In eight of the ten chapters, the author goes step by step through the various flight systems and environments, to show where mechanical and natural fliers are similar or different. For example, turning is accomplished differently—ailerons plus a yaw-countering rudder for airplanes, versus twisting wings and banking for a bird. But basic instrumentation can be very similar—all fliers need to see well, so good eyes are a must, and birds or bats can tell changes in elevation by feeling pressure on the middle ear, in a way similar to the variometer used in sailplanes and small "sport" craft. It can be said that the bats' echolocation is similar to radar, but its range is so much smaller that the analogy is pretty weak.

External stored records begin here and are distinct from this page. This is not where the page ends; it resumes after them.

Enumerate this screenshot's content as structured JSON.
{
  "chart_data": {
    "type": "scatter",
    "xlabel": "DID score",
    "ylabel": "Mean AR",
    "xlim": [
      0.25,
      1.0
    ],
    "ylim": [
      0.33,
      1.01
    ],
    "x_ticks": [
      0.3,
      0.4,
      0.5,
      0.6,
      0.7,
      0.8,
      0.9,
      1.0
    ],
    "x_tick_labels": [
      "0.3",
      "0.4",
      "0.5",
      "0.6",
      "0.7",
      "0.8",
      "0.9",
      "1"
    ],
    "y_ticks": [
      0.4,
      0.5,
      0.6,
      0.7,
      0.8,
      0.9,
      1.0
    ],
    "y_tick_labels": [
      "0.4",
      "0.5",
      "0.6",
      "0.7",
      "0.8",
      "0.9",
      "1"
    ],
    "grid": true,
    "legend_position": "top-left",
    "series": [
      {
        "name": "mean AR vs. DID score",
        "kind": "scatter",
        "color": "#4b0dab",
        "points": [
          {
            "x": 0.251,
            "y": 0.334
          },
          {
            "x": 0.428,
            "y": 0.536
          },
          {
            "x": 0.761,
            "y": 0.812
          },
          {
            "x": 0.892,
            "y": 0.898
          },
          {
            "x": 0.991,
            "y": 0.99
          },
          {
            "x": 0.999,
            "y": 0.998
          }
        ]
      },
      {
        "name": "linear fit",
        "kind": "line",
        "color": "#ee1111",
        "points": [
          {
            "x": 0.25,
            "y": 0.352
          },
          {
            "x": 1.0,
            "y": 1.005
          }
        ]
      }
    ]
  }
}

I found the tenth chapter most enlightening, in its historical overviews of human-powered flight and of ornithopters (mechanical flapping fliers). Whereas the Wright brothers produced a working engine-powered airplane in 1903, the first genuine flights by human muscle power (using the human as an engine) were in the 1960s, and the flight of the first ornithopter to successfully lift off, carrying a human, was in 2006, a 103-year lag. That 2:1 efficiency deficit is really severe!

Other topics, including predation (hawking in animals, dogfighting for aircraft), soaring, and vertical flight, fill out the volume. Like many a topic, once you get into it, there's a great deal that one wouldn't have discovered without some digging. I'm always thankful for authors who've dug it out for us.